Monday, May 07, 2007

“Coming to Our Senses”

2 Cor. 5:16-21; Luke 15:1-3, 11-32[1]

The story of the prodigal is so commonly told and retold that it has become commonplace in our society. But for all our sentimental attachment to it, I don’t think we as a culture have embraced one of its central points: there is only one way to find wholeness and peace and joy in this fallen world. That way is through brokenness. The one segment of our culture that has taken hold of this truth is found in the various twelve-step support groups. They know it as “hitting bottom,” but they know that it’s the only way to find freedom and true happiness.

In the parable of the Prodigal Son, it is portrayed as a young man “coming to his senses.” He has wasted his fortune, he is starving, he has been reduced to feeding pigs—the most unclean of the unclean animals. And he’s so hungry he would eat the slop that he’s feeding them! But unless he “comes to his senses,” he cannot begin the journey back home. For many of us, the prime question we have to ask ourselves is what it will take for us to “hit bottom,” to “come to our senses,” to realize that we are starving.

The problem with this is that it all sounds to hard, so painful, so humiliating. And that it can be. But for most of us, the only way we ever find out that we’re headed in the wrong direction is to run headlong into a brick wall! And yet, as painful and difficult as it can be, most of those who experience this brokenness will say it was the best thing that ever happened to them. As one preacher puts it, “the paradox of conversion is that in the break-down there is a break-through—to a new experience of God and the human family.”[2]

The truth is that great freedom comes from brokenness. There is great freedom in acknowledging something you want to keep most secret about yourself—especially to someone you love and respect—and finding out they accept you unconditionally any way. There is great freedom in having your worst nightmare come true, and learning that you can live through it and come out on the other side stronger and happier.

For Paul, what provoked this life-changing crisis was his experience of God’s love in a way he had never known. In 2 Corinthians, he talks about the way his experience of the love of God poured out for us in Jesus Christ and the gift of wholeness through him re-oriented his whole outlook on life. In a very real sense, that’s what happens when we experience God’s forgiveness—unconditional, complete, unwavering, irrevocable acceptance. It creates in us the desire to change our ways.[3] When we are “grasped by the certainty that we are forgiven,” we learn to accept ourselves, to love others, and to enjoy life—perhaps for the first time!

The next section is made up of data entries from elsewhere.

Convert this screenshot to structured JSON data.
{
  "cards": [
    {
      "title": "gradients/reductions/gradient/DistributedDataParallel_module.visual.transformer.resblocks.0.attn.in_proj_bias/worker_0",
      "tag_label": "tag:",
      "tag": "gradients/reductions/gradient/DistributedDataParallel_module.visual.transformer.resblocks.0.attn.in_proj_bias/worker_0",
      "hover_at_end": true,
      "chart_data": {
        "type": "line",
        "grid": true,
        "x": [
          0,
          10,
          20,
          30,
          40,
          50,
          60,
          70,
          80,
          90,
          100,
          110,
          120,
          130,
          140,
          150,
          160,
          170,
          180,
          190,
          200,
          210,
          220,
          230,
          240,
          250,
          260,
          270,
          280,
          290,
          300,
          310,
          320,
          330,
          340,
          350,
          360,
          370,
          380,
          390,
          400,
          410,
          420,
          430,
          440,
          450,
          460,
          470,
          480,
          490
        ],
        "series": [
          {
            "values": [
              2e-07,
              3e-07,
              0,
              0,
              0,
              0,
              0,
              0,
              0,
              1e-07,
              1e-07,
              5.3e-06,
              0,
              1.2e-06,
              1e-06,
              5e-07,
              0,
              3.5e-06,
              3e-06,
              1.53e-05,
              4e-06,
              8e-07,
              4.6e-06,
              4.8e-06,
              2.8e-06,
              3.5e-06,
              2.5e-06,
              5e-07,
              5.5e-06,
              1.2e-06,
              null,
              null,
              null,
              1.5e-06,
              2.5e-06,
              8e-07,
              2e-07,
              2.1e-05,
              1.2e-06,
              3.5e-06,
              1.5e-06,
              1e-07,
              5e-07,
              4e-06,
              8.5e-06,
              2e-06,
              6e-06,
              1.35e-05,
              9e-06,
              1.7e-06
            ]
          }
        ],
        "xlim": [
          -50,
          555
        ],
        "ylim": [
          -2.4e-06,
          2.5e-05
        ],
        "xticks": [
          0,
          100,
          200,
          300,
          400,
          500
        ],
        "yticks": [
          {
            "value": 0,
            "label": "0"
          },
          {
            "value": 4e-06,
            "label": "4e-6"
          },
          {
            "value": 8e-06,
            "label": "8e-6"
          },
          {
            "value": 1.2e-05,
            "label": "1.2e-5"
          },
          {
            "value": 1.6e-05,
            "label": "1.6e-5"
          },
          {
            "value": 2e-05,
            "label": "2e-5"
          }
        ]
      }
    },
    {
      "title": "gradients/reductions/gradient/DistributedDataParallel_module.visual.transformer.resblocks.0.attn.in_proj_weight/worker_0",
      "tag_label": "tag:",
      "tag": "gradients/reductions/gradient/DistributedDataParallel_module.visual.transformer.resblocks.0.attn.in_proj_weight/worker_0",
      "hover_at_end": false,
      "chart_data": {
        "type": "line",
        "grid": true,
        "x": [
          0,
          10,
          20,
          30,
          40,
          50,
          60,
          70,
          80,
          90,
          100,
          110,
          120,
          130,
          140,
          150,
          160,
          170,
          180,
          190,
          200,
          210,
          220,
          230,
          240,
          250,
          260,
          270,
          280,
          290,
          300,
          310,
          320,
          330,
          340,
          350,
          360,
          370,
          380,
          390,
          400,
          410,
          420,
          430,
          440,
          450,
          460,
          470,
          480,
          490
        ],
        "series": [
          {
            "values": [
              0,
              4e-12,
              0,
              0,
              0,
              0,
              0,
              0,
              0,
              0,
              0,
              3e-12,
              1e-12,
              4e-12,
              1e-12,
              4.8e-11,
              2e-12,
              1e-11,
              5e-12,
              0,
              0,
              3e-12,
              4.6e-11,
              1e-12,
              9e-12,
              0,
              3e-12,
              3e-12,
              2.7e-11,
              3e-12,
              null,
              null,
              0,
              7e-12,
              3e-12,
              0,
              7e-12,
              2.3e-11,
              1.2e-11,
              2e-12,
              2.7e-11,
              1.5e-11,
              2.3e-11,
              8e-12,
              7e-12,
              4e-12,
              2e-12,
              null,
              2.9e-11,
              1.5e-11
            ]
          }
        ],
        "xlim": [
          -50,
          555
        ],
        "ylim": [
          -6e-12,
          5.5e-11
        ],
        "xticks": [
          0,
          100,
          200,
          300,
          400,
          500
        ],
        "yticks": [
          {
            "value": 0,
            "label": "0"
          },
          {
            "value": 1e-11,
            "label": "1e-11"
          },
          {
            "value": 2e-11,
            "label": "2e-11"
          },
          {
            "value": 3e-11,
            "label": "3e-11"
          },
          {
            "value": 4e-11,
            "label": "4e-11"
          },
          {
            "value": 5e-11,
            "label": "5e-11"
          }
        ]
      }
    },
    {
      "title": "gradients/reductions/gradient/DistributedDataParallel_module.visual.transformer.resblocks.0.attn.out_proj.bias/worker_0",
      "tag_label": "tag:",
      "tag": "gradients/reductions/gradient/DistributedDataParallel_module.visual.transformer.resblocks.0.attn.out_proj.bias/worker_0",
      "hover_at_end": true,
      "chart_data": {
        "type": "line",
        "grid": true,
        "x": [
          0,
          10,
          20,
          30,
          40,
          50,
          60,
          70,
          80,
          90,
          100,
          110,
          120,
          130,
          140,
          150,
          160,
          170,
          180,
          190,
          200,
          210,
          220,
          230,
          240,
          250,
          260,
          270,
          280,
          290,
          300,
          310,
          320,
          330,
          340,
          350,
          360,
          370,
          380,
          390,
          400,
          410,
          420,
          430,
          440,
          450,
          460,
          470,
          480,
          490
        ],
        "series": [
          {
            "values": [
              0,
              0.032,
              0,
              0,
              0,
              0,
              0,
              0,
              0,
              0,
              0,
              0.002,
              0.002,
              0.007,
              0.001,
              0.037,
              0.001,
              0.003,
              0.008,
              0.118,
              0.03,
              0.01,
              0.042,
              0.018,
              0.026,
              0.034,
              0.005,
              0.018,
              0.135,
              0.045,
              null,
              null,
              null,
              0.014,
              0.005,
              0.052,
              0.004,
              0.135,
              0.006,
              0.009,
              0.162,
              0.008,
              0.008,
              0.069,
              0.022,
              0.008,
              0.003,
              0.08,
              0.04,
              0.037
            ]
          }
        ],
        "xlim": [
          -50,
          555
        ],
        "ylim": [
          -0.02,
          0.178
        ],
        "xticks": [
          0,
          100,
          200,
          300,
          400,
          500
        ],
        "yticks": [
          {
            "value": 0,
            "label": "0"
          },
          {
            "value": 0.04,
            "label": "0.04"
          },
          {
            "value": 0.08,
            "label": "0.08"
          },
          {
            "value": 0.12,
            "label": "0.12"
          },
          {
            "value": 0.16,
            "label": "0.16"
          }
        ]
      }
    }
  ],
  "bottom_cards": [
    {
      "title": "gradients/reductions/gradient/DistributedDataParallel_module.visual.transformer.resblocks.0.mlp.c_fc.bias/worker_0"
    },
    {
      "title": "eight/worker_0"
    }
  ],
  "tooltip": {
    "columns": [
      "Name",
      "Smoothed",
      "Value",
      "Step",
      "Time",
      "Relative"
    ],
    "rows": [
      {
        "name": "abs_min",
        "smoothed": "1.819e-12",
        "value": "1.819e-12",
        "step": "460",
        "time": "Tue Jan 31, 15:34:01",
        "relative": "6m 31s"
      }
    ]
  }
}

In the light of that sunrise of a new day, Paul saw that his former point of view on pretty much everything was “flesh.” It was self-oriented, it was plagued by the burden of proving oneself by clawing one’s way to the “top” (wherever that might be), and it was occupied by the constant attempt to outdo somebody else in order to justify one’s own existence.

That was the perspective of the “self-righteous” religious people of Jesus’ day—they were the ones, like Paul, who had devoted their whole lives to doing God’s will. But the whole thing really boiled down to an elaborate attempt to justify themselves in God’s sight and everybody else’s. That kind of self-justifying “righteousness” misses the point of the gospel altogether. That’s why the older brother stays fuming out in the field when the father throws a party for the prodigal.

I must confess that I’ve never really been able to identify with the prodigal. Oh, I had my “prodigal moments” when I was a teenager like everybody else did. But I can honestly say that I have spent my life trying to do the “right thing.” I may not have always succeeded, but I did try!

The problem with that kind of “righteousness” is that it can blind us to our own fallenness—as if saying a few prayers or memorizing some Scriptures or going through the motions of rituals could possibly heal what is wrong with us! All of our efforts to do what is right become another means of hiding the ugly truth that we would rather keep secret. Yes, we all have ugly truth that we would rather keep secret.

So for me—and for those of you like me—the real challenge isn’t overcoming the guilt of some wretched past, but rather it is a matter of getting to the place where we, too, realize that God accepts us unconditionally, regardless of all our (mostly misguided) efforts to do the “right thing.”

Whether we are “prodigals” or “older brothers,” Lent brings us face to face with the reality of our sin so that we can find true freedom and wholeness.[4] It provokes in us an “awakening to the whole gospel”[5] in a way that completely re-shapes our whole life!



[1] A sermon preached by Rev. Dr. Alan Brehm on 3/18/07 at First Presbyterian Church, Dickinson, TX.

[2] Fr. Patrick Brennan, “From Conversion to Mission,” a sermon preached 3/7/1992, accessed at http://www.csec.org/csec/sermon/brennan_3621.htm.

[3] Paul Tillich, “To Whom Much is Forgiven …,” in The New Being, 3-14.

[4] Emil Brunner, Dogmatics III:285-89.

[5] Brennan, “From Conversion to Mission.”